The Director of Information Security Awareness and Training is responsible for developing, implementing, and managing security awareness and training programs across the organization. The Director will lead a comprehensive approach to building a security-conscious culture and drive behavioral change initiatives.This role combines strategic vision with hands-on program development to protect the organization's information assets through effective employee education and engagement.This leader will manage a small team and will need to establish strong cross-functional relationships with high trust across the enterpriseto be effective.

Key Responsibilities

Program Development and Management 

• Design, implement, and maintain enterprise-wide security awareness and training programs

• Establish metrics to measure program effectiveness

• Develop annual training calendars and curriculum roadmaps aligned with organizational needs

• Be accountable for ensuring our spend on security awareness and human-centric security is highly effective

Strategic Leadership 

• With executive leadership, align security awareness initiatives with business objectives

• Build strategic partnerships across IT, P&O, Legal Compliance, Corporate Communications, and other departments to integrate security awareness into organizational processes

• Drive organizational culture change related to security

• Influence security behavior change 

• Stay current with emerging threats and evolving security best practices to keep guidance timely and relevant

• Establish relationships with industry groups and security awareness communities 

Security Innovation Leadership 

• Research innovative training and awareness approaches (gamification, VR/AR, Advanced Technologies, etc.)and implement where applicable to maximize engagement and knowledge retention

• Identify and evaluate emerging security awareness technologies

Content Creation and Delivery 

• Lead creation of engaging, relevant security awareness content across multiple formats (e-learning, videos, newsletters, etc.)

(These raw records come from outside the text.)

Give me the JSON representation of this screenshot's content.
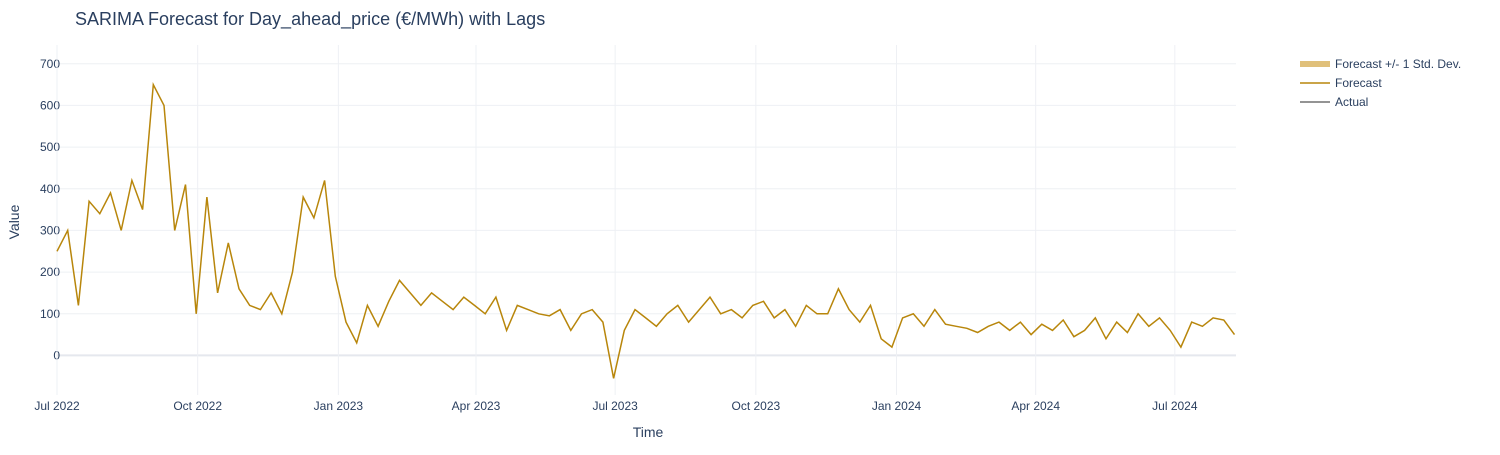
{
  "chart_data": {
    "type": "line",
    "title": "SARIMA Forecast for Day_ahead_price (€/MWh) with Lags",
    "x_label": "Time",
    "y_label": "Value",
    "x": [
      "2022-07-01",
      "2022-07-08",
      "2022-07-15",
      "2022-07-22",
      "2022-07-29",
      "2022-08-05",
      "2022-08-12",
      "2022-08-19",
      "2022-08-26",
      "2022-09-02",
      "2022-09-09",
      "2022-09-16",
      "2022-09-23",
      "2022-09-30",
      "2022-10-07",
      "2022-10-14",
      "2022-10-21",
      "2022-10-28",
      "2022-11-04",
      "2022-11-11",
      "2022-11-18",
      "2022-11-25",
      "2022-12-02",
      "2022-12-09",
      "2022-12-16",
      "2022-12-23",
      "2022-12-30",
      "2023-01-06",
      "2023-01-13",
      "2023-01-20",
      "2023-01-27",
      "2023-02-03",
      "2023-02-10",
      "2023-02-17",
      "2023-02-24",
      "2023-03-03",
      "2023-03-10",
      "2023-03-17",
      "2023-03-24",
      "2023-03-31",
      "2023-04-07",
      "2023-04-14",
      "2023-04-21",
      "2023-04-28",
      "2023-05-05",
      "2023-05-12",
      "2023-05-19",
      "2023-05-26",
      "2023-06-02",
      "2023-06-09",
      "2023-06-16",
      "2023-06-23",
      "2023-06-30",
      "2023-07-07",
      "2023-07-14",
      "2023-07-21",
      "2023-07-28",
      "2023-08-04",
      "2023-08-11",
      "2023-08-18",
      "2023-08-25",
      "2023-09-01",
      "2023-09-08",
      "2023-09-15",
      "2023-09-22",
      "2023-09-29",
      "2023-10-06",
      "2023-10-13",
      "2023-10-20",
      "2023-10-27",
      "2023-11-03",
      "2023-11-10",
      "2023-11-17",
      "2023-11-24",
      "2023-12-01",
      "2023-12-08",
      "2023-12-15",
      "2023-12-22",
      "2023-12-29",
      "2024-01-05",
      "2024-01-12",
      "2024-01-19",
      "2024-01-26",
      "2024-02-02",
      "2024-02-09",
      "2024-02-16",
      "2024-02-23",
      "2024-03-01",
      "2024-03-08",
      "2024-03-15",
      "2024-03-22",
      "2024-03-29",
      "2024-04-05",
      "2024-04-12",
      "2024-04-19",
      "2024-04-26",
      "2024-05-03",
      "2024-05-10",
      "2024-05-17",
      "2024-05-24",
      "2024-05-31",
      "2024-06-07",
      "2024-06-14",
      "2024-06-21",
      "2024-06-28",
      "2024-07-05",
      "2024-07-12",
      "2024-07-19",
      "2024-07-26",
      "2024-08-02",
      "2024-08-09"
    ],
    "series": [
      {
        "name": "Forecast +/- 1 Std. Dev.",
        "color": "#e0c07a"
      },
      {
        "name": "Forecast",
        "color": "#b8860b",
        "values": [
          250,
          300,
          120,
          370,
          340,
          390,
          300,
          420,
          350,
          650,
          600,
          300,
          410,
          100,
          380,
          150,
          270,
          160,
          120,
          110,
          150,
          100,
          200,
          380,
          330,
          420,
          190,
          80,
          30,
          120,
          70,
          130,
          180,
          150,
          120,
          150,
          130,
          110,
          140,
          120,
          100,
          140,
          60,
          120,
          110,
          100,
          95,
          110,
          60,
          100,
          110,
          80,
          -55,
          60,
          110,
          90,
          70,
          100,
          120,
          80,
          110,
          140,
          100,
          110,
          90,
          120,
          130,
          90,
          110,
          70,
          120,
          100,
          100,
          160,
          110,
          80,
          120,
          40,
          20,
          90,
          100,
          70,
          110,
          75,
          70,
          65,
          55,
          70,
          80,
          60,
          80,
          50,
          75,
          60,
          85,
          45,
          60,
          90,
          40,
          80,
          55,
          100,
          70,
          90,
          60,
          20,
          80,
          70,
          90,
          85,
          50
        ]
      },
      {
        "name": "Actual",
        "color": "#2a2a2a"
      }
    ],
    "xlim": [
      "2022-07-01",
      "2024-08-10"
    ],
    "xticks": [
      {
        "value": "2022-07-01",
        "label": "Jul 2022"
      },
      {
        "value": "2022-10-01",
        "label": "Oct 2022"
      },
      {
        "value": "2023-01-01",
        "label": "Jan 2023"
      },
      {
        "value": "2023-04-01",
        "label": "Apr 2023"
      },
      {
        "value": "2023-07-01",
        "label": "Jul 2023"
      },
      {
        "value": "2023-10-01",
        "label": "Oct 2023"
      },
      {
        "value": "2024-01-01",
        "label": "Jan 2024"
      },
      {
        "value": "2024-04-01",
        "label": "Apr 2024"
      },
      {
        "value": "2024-07-01",
        "label": "Jul 2024"
      }
    ],
    "ylim": [
      -95,
      745
    ],
    "yticks": [
      0,
      100,
      200,
      300,
      400,
      500,
      600,
      700
    ],
    "grid": true
  }
}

• Oversee the development of role-based training materials tailored to different departments and risk profiles

• Review and modernize phishing and social engineering training programs 

Risk Management and Compliance 

• Ensure security awareness initiatives and training programs meet regulatory requirements (GDPR, CCPA, PCI DSS, etc.)and Sony requirements

• Conduct regular assessments to identify knowledge gaps and security behavior risks

• Develop remediation strategies for identified awareness gaps

• Ensure the integration of awareness metrics into the information security risk management framework

• Prepare reports for leadership on program effectiveness and compliance status

• Translate technical security concepts into business risk language for executive audiences

Qualifications
Education and Experience

• Bachelor's degree in Information Security, Computer Science, Communications or related field or equivalent experience

• 8+ years of experience in Learning and Development or Communications 

• 3+ years focus on security awareness and training

• 3+ years managing others

• Proven record developing and implementing successful security awareness programs

Technical Knowledge

• Strong understanding of information security principles, frameworks, and best practices

• Knowledge of relevant regulations and compliance requirements

• Familiarity with learning management systems and awareness platforms

• Experience with security awareness program management and analytics, tools, and technologies

Skills and Competencies

• Excellent communication and executive presentation skills  

• Strong leadership and team management abilities

• Creative approach to education and behavior change

• Change management and organizational development expertise

• Ability to influence across organizational boundaries 

• Data analysis skills to measure program effectiveness 

• Project management expertise

 Certifications (preferred)

• Security awareness specific certifications (SANS GIAC Security Awareness, etc.)

• Adult learning or instructional design certifications, (CPTM, etc.)

• CISSP, CISM, or equivalent security certification

Working Conditions 

• Full-time position with minimum 4 days onsite 

• May require occasional travel for conferences, training events, or multi-site program implementation

• Ability to adapt to rapidly evolving security threat landscape and business priorities

 Success Criteria 

• Measurable improvement in security awareness metrics across the organization

• Reduction in security incidents related to human behavior

• High engagement rates with security awareness content

• Successful compliance with relevant security standards and regulations

• Positive feedback from stakeholders and program participants

• Actively contribute to a positive team environment through participation in team activities, knowledge sharing, and colleague support.